Martin Van Buren, who came into office after Andrew Jackson, saw total debt rising from $336,957 in 1837 to $5.251 million in 1841, or a 1,458.32% increase – the second-largest in percentage terms. Total debt rose 798% during Van Buren’s first year as President alone and by another eye-watering 882% during his second year in the Oval office.

Franklin Delano Roosevelt oversaw the biggest percentage increase in total debt in modern US history, but if we take into account US Presidential history, it has been the third-biggest increase as a percentage. Under Roosevelt, the national debt rose by $236.14 billion (1,047.73%) from the 1933 level of $22.539 billion, left by the Hoover administration.

First of all, the Great Depression delivered a devastating blow to the economy, with US GDP plummeting from $104.6 billion in 1929 to $57.2 billion in 1933.

Second, the New Deal (a series of programs, public work projects, financial reforms and regulations, which President Roosevelt enacted between 1933 and 1939), cost $41.7 billion at the time, according to a study by economists Price Fishback and Valentina Kachanovskaya in 2015.

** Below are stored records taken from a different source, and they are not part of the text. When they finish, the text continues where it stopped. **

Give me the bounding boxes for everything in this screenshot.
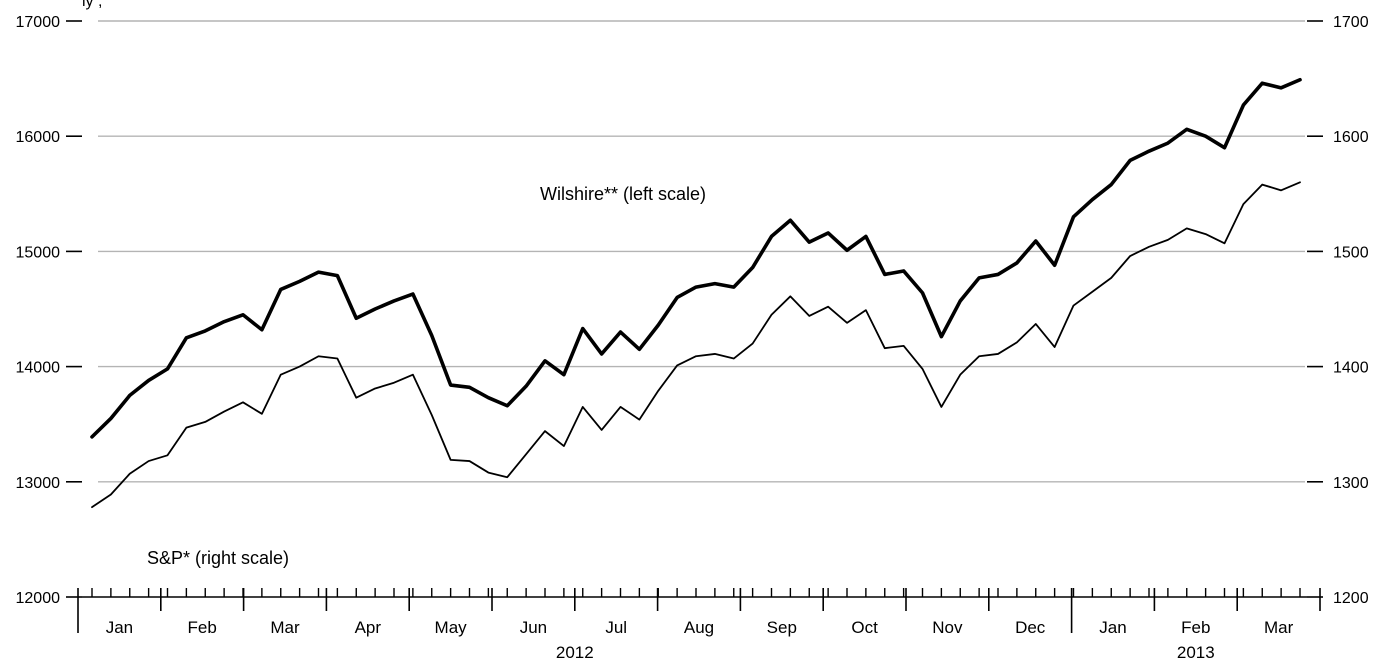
x-month-label: Oct: [851, 618, 878, 637]
sp-annotation: S&P* (right scale): [147, 548, 289, 568]
x-year-label: 2013: [1177, 643, 1215, 660]
x-month-label: Feb: [188, 618, 217, 637]
x-month-label: Jun: [520, 618, 547, 637]
left-axis-tick-label: 17000: [16, 14, 61, 31]
gridlines: [98, 20, 1305, 483]
top-partial-label: ly ,: [82, 0, 102, 10]
x-month-label: Nov: [932, 618, 963, 637]
x-month-label: Jan: [106, 618, 133, 637]
x-month-label: Dec: [1015, 618, 1046, 637]
right-axis-tick-label: 1700: [1333, 14, 1369, 31]
x-month-label: Jan: [1099, 618, 1126, 637]
x-month-label: Mar: [270, 618, 300, 637]
sp-series-line: [91, 181, 1301, 509]
x-month-label: Feb: [1181, 618, 1210, 637]
right-axis-tick-label: 1300: [1333, 475, 1369, 492]
right-axis-tick-label: 1200: [1333, 590, 1369, 607]
left-axis-tick-label: 14000: [16, 360, 61, 377]
x-month-label: May: [435, 618, 468, 637]
left-axis-tick-label: 16000: [16, 129, 61, 146]
x-month-label: Sep: [767, 618, 797, 637]
axes: 12000 13000 14000 15000 16000 17000 1200 1300 14…: [16, 14, 1369, 662]
wilshire-series-line: [90, 77, 1302, 439]
x-month-label: Mar: [1264, 618, 1294, 637]
left-axis-tick-label: 15000: [16, 244, 61, 261]
right-axis-tick-label: 1600: [1333, 129, 1369, 146]
x-month-label: Apr: [355, 618, 382, 637]
x-year-label: 2012: [556, 643, 594, 660]
x-month-label: Jul: [605, 618, 627, 637]
series-lines: [90, 77, 1302, 509]
wilshire-annotation: Wilshire** (left scale): [540, 184, 706, 204]
right-axis-tick-label: 1500: [1333, 244, 1369, 261]
left-axis-tick-label: 13000: [16, 475, 61, 492]
right-axis-tick-label: 1400: [1333, 360, 1369, 377]
x-month-label: Aug: [684, 618, 714, 637]
left-axis-tick-label: 12000: [16, 590, 61, 607]
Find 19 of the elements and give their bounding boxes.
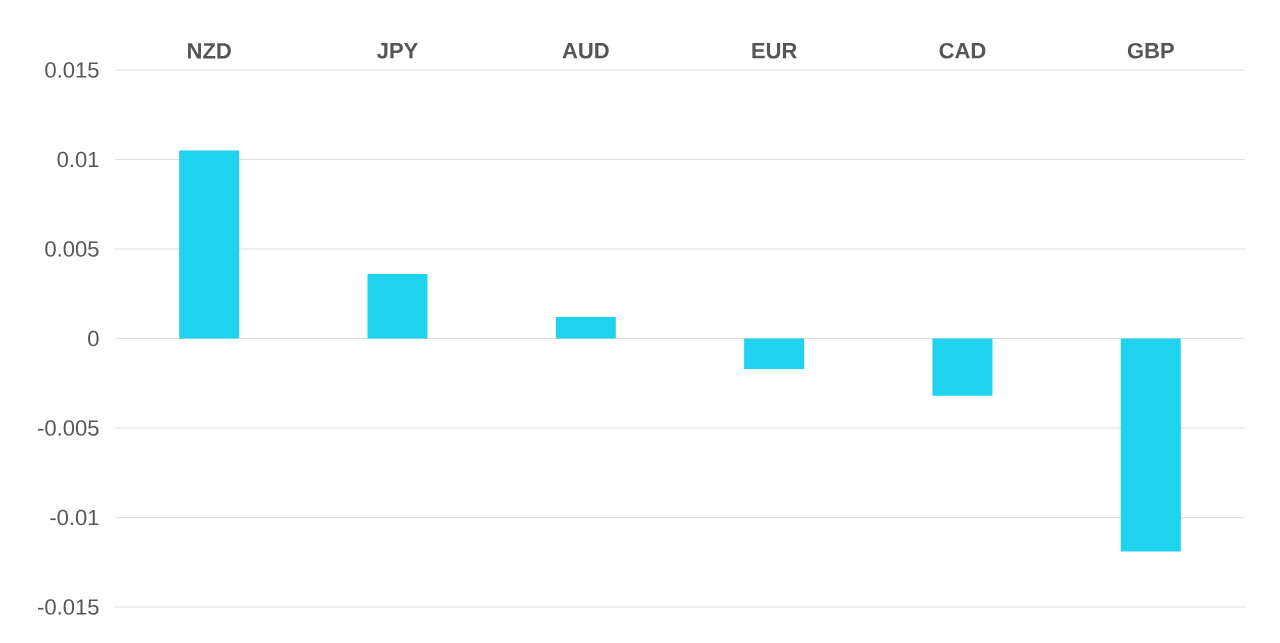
y-tick-label: -0.015 (38, 599, 99, 615)
bar (744, 338, 805, 369)
x-tick-label: EUR (752, 43, 797, 59)
x-tick-label: NZD (188, 43, 231, 59)
bar (179, 150, 240, 339)
bar (932, 338, 993, 396)
y-tick-label: -0.005 (38, 420, 99, 436)
y-tick-label: 0 (88, 330, 99, 347)
y-tick-label: 0.005 (45, 241, 99, 257)
x-tick-label: GBP (1127, 42, 1174, 59)
bar (1120, 338, 1181, 552)
x-tick-label: CAD (939, 42, 986, 59)
y-tick-label: 0.01 (57, 151, 99, 168)
y-tick-label: 0.015 (45, 62, 99, 78)
bar (555, 317, 616, 339)
y-tick-label: -0.01 (50, 509, 99, 526)
bar (367, 274, 428, 339)
x-tick-label: AUD (562, 43, 609, 59)
x-tick-label: JPY (377, 43, 418, 59)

But what came after those events affected national debt on a much larger scale – World War II, the costliest conflict in American history that accounted for almost 36% of the nation’s GDP in 1945. WWII alone accounted for $209 billion of the $236 billion added to US’ total debt during the period 1942-1945.

And, Woodrow Wilson presided over the fourth-largest percentage increase in US’ national debt, from $2.916 billion in 1913 to $23.977 billion in 1921 (or up 722.21%). Similar to President Roosevelt, Wilson had to pay for another one of the deadliest military conflicts in history, World War I. It cost nearly $32 billion, while accounting for 52% of the country’s gross national product at the time, according to a study by NBER Research Associate Hugh Rockoff.

National debt still rising under President Joe Biden

US’ total debt has already surpassed $30 trillion, with the Biden administration adding over $2.227 trillion so far and being on track to add probably the most ever by the end of Joe Biden’s term, mostly because of costs related to continuing struggle with the COVID-19 pandemic. And, let us again mention that, in December 2021, the debt ceiling was once again raised after a Congress vote.

The coronavirus crisis widened the federal deficit to 15% of US GDP in Fiscal Year 2020 (deficit stood at $3.13 trillion, the highest on record) and to 12.1% of GDP in Fiscal Year 2021 (deficit stood at $2.8 trillion).

But, in its latest budget, the US government has estimated that the federal deficit will probably shrink to about 5.8% of GDP during Fiscal Year 2022, or nearing the pre-pandemic levels.

Another positive aspect worth noting is that the US government can still issue debt at reasonably low rates (close to historic lows), as US 30-year government bonds are currently yielding 3.084%. And, despite that the national debt is already larger than 130% of US annual GDP, the annual deficit is projected to remain below 10% of the size of the entire economy.